Employers' statements on reference blanks, and reports from employment agencies indicate that the reasons generally given by domestic workers for leaving positions are that they wish a change, or the hours are too long, or the work is too hard, or the employer is too particular, or they have no time off. Time off for domestic employees is no doubt greatly limited. Negro domestic workers, however, proverbially take Christmas Day and the Fourth of July off, giving such various excuses for their absence as death in the family, automobile accidents, and the like. Just after these two holidays, large employment agencies handling Negro help are for the most part swamped with applicants.

To some extent turnover in domestic service is linked up with lack of training and efficiency of domestic workers. Because of their great need of domestic help, employers frequently engage persons who are so utterly untrained that they cannot be retained. There is a tendency on the part of employers to propose to a domestic worker that each take the other on a week's trial. Domestic workers are inclined to refuse such offers on the ground that they are looking for permanent employment. This suggestion of trying out domestic workers leads logically to the question of training and efficiency in domestic service.

Training of White Domestic and Personal Service Workers

Some facts relative to the special opportunities for the training of white household workers in England and in the United States may throw some light on the problem of efficiency. In England, following the World War and under the ministry of reconstruction, there was created a women's advisory committee to study the domestic service problem. Each of the four sub-committees appointed made a report. Among the advisory committee's final recommendations for getting the work of the nation's homes done satisfactorily and reducing waste, were technical training for domestic help and fixed standards of qualifications for them. This committee reported that in 1914 there were only ten domestic service schools in England and Wales, and four of these were in the London area. During the year of 1922 courses of three months' duration were given at some technical institutions in England in all branches of household work and management. This training enabled women to take the better posts in daily or residential work. Training in cooking and catering could be had at any technical college for three or more months as required.

To help meet the serious unemployment situation the Central Committee on Women's Training and Employment in cooperation with the Ministry of Labor set up homecraft training centers in districts where unemployment was most noticeable. At these centers a course of training was given for about three months, such as would enable women to take posts in domestic service at the end of the course. These classes were most successful. By August, 1922, about 10,000 women had received the training and the courses were still continued.

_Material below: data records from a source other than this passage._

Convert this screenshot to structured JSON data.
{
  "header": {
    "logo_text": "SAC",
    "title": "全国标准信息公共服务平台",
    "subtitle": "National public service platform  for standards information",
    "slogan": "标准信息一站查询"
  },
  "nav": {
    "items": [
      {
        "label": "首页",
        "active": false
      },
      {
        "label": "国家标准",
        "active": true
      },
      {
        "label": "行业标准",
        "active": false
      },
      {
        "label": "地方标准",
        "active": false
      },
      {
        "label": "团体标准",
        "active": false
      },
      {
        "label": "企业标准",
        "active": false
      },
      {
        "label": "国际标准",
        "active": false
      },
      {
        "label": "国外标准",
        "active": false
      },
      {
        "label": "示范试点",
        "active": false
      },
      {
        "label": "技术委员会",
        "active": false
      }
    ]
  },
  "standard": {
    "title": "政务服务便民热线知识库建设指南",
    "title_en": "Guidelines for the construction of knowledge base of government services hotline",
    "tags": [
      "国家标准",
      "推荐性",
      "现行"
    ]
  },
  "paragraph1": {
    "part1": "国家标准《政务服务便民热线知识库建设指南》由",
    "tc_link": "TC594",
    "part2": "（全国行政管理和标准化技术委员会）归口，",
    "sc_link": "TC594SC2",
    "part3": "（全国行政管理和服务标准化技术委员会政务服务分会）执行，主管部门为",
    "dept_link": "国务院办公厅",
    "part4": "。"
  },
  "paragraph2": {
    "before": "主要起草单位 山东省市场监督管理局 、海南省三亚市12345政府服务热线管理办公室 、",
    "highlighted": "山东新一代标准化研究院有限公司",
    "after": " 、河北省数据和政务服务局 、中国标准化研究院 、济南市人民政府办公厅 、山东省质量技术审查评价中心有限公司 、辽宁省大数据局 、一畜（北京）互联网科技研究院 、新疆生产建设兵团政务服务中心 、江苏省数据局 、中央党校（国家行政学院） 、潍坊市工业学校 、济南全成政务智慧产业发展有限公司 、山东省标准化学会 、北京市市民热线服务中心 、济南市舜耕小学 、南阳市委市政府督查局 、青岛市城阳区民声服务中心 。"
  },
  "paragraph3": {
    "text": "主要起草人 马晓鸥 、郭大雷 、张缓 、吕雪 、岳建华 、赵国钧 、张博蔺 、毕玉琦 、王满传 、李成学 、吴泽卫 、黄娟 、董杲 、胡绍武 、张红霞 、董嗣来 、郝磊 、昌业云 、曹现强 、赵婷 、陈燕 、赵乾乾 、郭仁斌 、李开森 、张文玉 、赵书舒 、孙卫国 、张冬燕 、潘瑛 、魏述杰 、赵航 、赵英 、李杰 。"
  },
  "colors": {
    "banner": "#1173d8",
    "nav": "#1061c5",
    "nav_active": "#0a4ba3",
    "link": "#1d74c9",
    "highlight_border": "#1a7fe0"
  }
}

These courses were given to women and girls between the ages of 16 and 35 upon their signing an agreement to be punctual in attendance, to do their best in making the classes successful, and stating their willingness to enter domestic service after receiving their training.

In the United States, in 1900, there were more illiterate persons in domestic and personal service than in any other field of employment except agriculture. The number of agricultural colleges in the different States for the purpose of developing improved farming and farmers has increased since that time, and the Federal Government farm demonstration agents are actually teaching the citizens on the plantations where they live and work. Facilities for the training of domestic help, however, have received little attention from State or Federal Government, and private enterprise in this field has been very limited.

Just twenty years ago the Home Economics Committee of the Association of Collegiate Alumnae of the United States, through the inspiration of Mrs. Alice Freeman Palmer and Mrs. Ellen H. Richards, undertook an experiment for studying at first hand the problems of household labor. Among the disabilities in domestic service regarded as fundamental causes of the disfavor in which it was held, was the low grade of intelligence and skill available among domestic service workers. This household aid company committee opened a training center and applied educational tests to its candidates and undertook to give a course of six weeks' training to each aid before she was sent out to work. The number of aids taking the training was small. Mainly because of a lack of funds, however, the experiment was given up after a trial of two years. Prior to that time the civic club of Philadelphia attempted to standardize the work and wages of domestic workers in that city.

Nearly twenty years later, a committee on household assistants was organized in New York City by the United States Employment Service. The committee succeeded in planning a household occupations course to be given at the Washington Irving High School, and made efforts to advertise the course; but since no one registered for it the committee concluded that the matter would have to be taken up and pushed by employers before it could succeed.[11]

Some of these efforts, however, have met with a measure of success. The Bureau of Household Occupations of the Housewives' League of Providence, R. I., organized in November, 1918, has conducted very successful training classes for domestic workers. No meals or lodging are to be furnished the household attendants of the Bureau. The Bureau of Occupations under the auspices of the Housewives' League of Hartford, Connecticut, has given its training courses through the generosity of some of its members. One member taught cooking, another taught waiting table, another laundry work. Classes were taught in the homes of some of the members with much success.